Only 70 cows he says  :D
Praise The Lord

farmfromkansas

Before you get envious, think about spending all summer cutting, raking, and baling hay enough to feed 70 cows and calves. Today I only fed 3 bales, yesterday it was 6.
Most everything I enjoy doing turns out to be work

mike_belben

Sounds okay to a guy who works every day of the year with no income at all.  :laugh:
Praise The Lord

Walnut Beast

The CRP is a five year maintenance of burn off and inner seeding on a ten year contract. All contracts and incentives are different. For instance I will get reimbursed half the costs of all the maintenance. The new contracts now don't have that incentive. They do checks on compliance more than they used to, written warnings and getting terminated from non compliance. Anything in the designated areas that you want to take out before the contract is complete is going to cost you every dime they paid you plus interest. For example it was 5,500 pay back for 6 acres I took out for two lots. It could also be transferred to new owners if they agree to the terms and sign. Many benefits for nature and wildlife with CRP but a fair amount of work especially if it gets out of control.
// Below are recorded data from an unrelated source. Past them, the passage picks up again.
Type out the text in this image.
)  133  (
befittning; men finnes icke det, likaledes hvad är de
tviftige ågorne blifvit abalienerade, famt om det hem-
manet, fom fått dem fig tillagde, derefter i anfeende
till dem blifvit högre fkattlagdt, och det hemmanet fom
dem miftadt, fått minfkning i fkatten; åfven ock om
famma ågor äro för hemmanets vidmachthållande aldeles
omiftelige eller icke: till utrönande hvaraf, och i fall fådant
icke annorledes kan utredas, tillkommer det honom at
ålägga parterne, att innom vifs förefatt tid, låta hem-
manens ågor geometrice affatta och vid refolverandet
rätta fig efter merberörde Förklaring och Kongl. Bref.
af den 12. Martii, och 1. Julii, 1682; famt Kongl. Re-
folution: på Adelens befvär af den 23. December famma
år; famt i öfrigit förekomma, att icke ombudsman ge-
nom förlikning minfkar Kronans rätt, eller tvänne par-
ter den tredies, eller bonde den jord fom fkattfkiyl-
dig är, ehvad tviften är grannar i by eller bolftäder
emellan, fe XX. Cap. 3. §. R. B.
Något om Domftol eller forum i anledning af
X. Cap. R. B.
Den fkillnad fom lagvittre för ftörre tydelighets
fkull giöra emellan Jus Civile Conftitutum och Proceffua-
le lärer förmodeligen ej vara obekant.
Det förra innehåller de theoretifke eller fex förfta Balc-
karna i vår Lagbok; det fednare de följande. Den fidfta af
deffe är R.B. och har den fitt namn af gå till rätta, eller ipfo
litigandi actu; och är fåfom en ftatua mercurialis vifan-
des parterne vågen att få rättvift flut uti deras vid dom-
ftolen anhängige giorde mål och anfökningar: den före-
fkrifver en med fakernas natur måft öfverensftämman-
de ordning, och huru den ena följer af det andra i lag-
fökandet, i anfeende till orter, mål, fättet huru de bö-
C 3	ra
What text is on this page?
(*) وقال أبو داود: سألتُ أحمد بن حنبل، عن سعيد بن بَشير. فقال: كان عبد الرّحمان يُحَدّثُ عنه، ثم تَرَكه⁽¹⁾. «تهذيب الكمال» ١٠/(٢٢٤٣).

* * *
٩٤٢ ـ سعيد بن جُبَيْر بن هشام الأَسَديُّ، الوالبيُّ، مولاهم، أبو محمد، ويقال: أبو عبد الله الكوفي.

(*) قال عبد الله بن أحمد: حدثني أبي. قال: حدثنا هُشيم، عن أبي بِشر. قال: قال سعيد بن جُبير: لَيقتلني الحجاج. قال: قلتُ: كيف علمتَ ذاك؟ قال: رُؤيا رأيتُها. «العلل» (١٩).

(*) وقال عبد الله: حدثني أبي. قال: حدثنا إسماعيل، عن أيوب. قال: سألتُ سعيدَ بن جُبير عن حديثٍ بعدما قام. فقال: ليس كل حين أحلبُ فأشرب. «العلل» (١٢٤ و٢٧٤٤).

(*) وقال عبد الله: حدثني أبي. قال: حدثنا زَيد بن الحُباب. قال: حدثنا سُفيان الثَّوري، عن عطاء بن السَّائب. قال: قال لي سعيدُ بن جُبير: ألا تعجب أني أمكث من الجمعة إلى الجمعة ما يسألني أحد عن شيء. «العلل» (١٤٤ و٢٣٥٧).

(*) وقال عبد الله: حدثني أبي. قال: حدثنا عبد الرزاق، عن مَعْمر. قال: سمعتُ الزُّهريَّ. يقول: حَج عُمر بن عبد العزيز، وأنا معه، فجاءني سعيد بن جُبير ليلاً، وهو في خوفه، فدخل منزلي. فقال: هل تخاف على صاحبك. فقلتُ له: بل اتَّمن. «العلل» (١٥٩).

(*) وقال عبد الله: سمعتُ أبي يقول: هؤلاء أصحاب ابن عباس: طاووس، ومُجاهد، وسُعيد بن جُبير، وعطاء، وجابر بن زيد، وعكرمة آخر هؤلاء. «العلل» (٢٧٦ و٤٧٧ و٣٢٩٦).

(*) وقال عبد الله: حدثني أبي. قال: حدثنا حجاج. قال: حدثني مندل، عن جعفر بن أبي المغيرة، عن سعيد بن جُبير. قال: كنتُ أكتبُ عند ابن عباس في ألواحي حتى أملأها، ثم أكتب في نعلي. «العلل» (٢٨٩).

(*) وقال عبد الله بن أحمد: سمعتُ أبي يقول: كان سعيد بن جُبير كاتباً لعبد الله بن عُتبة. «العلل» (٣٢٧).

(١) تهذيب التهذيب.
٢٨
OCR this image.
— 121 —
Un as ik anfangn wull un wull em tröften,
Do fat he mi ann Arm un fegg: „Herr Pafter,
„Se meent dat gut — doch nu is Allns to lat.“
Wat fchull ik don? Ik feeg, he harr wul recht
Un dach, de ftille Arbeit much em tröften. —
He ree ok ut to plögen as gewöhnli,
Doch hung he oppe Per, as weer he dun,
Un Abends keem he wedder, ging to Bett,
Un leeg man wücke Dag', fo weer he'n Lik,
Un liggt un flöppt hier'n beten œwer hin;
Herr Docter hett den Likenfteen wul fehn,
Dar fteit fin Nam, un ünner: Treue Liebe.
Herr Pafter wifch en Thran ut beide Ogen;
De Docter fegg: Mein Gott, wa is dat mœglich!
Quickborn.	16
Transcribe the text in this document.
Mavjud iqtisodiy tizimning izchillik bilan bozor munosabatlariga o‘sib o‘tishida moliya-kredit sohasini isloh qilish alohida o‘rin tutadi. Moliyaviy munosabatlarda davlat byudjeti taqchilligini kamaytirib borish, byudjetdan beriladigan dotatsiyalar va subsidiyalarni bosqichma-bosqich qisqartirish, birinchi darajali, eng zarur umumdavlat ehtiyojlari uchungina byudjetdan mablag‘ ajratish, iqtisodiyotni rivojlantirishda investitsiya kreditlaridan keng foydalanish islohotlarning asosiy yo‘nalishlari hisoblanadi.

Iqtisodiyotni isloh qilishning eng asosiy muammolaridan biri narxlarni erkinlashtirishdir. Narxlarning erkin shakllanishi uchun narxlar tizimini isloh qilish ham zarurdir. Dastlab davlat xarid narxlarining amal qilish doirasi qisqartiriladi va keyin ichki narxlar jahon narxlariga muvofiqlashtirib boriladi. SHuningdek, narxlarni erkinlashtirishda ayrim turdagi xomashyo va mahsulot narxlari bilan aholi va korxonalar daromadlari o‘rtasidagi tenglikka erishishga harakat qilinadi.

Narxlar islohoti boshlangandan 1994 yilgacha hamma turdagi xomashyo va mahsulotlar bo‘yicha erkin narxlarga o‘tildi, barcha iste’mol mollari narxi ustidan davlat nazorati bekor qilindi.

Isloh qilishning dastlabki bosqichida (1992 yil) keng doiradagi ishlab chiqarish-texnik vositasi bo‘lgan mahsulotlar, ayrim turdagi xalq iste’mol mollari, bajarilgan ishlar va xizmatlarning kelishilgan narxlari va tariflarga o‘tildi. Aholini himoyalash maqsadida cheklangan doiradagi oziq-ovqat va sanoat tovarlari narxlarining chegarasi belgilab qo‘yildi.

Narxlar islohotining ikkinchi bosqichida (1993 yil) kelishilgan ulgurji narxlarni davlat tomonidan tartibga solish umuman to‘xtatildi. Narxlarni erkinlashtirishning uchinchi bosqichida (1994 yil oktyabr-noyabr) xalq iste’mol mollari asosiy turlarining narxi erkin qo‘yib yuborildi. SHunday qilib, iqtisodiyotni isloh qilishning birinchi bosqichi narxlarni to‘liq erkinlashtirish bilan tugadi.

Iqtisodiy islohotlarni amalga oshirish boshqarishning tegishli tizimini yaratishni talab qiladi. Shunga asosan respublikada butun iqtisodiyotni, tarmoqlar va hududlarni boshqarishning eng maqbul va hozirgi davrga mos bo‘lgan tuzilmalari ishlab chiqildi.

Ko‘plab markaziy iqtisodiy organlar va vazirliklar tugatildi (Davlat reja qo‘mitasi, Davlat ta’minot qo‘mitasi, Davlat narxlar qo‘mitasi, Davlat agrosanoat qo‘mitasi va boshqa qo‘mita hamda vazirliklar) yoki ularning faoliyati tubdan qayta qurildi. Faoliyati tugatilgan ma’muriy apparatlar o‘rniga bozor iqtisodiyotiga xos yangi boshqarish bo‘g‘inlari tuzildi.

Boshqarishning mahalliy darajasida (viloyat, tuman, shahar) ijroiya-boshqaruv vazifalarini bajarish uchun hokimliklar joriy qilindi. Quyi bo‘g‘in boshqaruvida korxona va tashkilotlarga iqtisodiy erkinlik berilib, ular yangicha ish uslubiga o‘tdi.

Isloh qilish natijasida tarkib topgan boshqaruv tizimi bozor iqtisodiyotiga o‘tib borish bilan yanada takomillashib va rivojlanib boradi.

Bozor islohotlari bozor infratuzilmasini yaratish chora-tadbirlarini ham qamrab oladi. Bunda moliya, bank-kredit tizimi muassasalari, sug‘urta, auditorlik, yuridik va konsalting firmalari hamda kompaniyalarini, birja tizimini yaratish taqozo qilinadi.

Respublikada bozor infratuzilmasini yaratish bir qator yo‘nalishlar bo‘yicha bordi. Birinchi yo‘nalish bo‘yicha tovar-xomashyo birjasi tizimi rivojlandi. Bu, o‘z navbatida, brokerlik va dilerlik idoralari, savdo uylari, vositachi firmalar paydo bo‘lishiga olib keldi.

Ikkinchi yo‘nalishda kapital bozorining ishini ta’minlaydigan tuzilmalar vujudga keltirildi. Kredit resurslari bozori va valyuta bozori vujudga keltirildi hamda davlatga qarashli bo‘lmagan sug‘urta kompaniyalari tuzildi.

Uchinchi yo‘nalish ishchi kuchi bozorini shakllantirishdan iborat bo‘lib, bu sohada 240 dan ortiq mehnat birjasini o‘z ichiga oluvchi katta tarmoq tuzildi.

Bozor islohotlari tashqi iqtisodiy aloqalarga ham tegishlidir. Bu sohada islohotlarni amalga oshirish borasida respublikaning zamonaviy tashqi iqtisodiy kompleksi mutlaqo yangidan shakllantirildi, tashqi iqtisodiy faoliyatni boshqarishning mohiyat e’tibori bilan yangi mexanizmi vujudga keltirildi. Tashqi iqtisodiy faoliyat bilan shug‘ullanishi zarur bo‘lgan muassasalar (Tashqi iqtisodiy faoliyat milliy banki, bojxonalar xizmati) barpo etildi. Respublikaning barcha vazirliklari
And it can in a hurry

Walnut Beast

The total payback of 5,500 of the six acres was three years in at the time.

Walnut Beast

Doesn't matter what skidsteer you have when you need two 😂

 

wkf94025

I bought a Bobcat T76 last year, with log grapple, heavy duty bucket, pallet forks, and auger.  Couldn't be happier.  Wide track machine, which allows us to keep working despite 26+ inches of rain since mid-October.  Great financing, and dealer loaned me weeks worth of other machines while waiting for mine to be built/shipped.  Just over 10,000# before attachments.  I believe practical capacity before adding any counterweights is ~3,500#.  I can lift clean or lift one end and drag anything I would want to mill with my Lucas 7-23.  I think HP is in the 90's.  

I like the double lift of the previous post.  When I need to move containers, I lift one end, and insert one or more rollers, typically ~8" log or 4" galvy pipe, then tow with ease.  

BTW, Bobcat just announced an all-electric skid steer at Consumer Electronics Show this week.  Cool.  I think.

When I was shopping last spring, I consulted my brother who sold for Perkins then Cat for decades.  He said go Cat all the way, except in the skid steer space, where Bobcat ate Cat's lunch, with a best-in-class product and great support.



Lucas 7-23 swing arm mill, DIY solar kilns (5k BF), Skidsteer T76 w/ log grapple, F350 Powerstroke CCSB 4x4, Big Tex 14LP and Diamond C LPX20 trailers, Stihl saws, Minimax CU300, various Powermatic, Laguna, Oneida, DeWalt, etc.  Focused on Doug Fir, Redwood, white and red oak, Claro walnut.

Walnut Beast

Nice setup! Pretty tough to beat a higher hp tracked skid steer for all around use

sumday

For me this is a skid steer question, others it might be a FEL on a tractor - what if anything are people treating their bucket with to keep snow from sticking in it? I was thinking diesel or a diesel/used motor oil mix sprayed on. Any thoughts?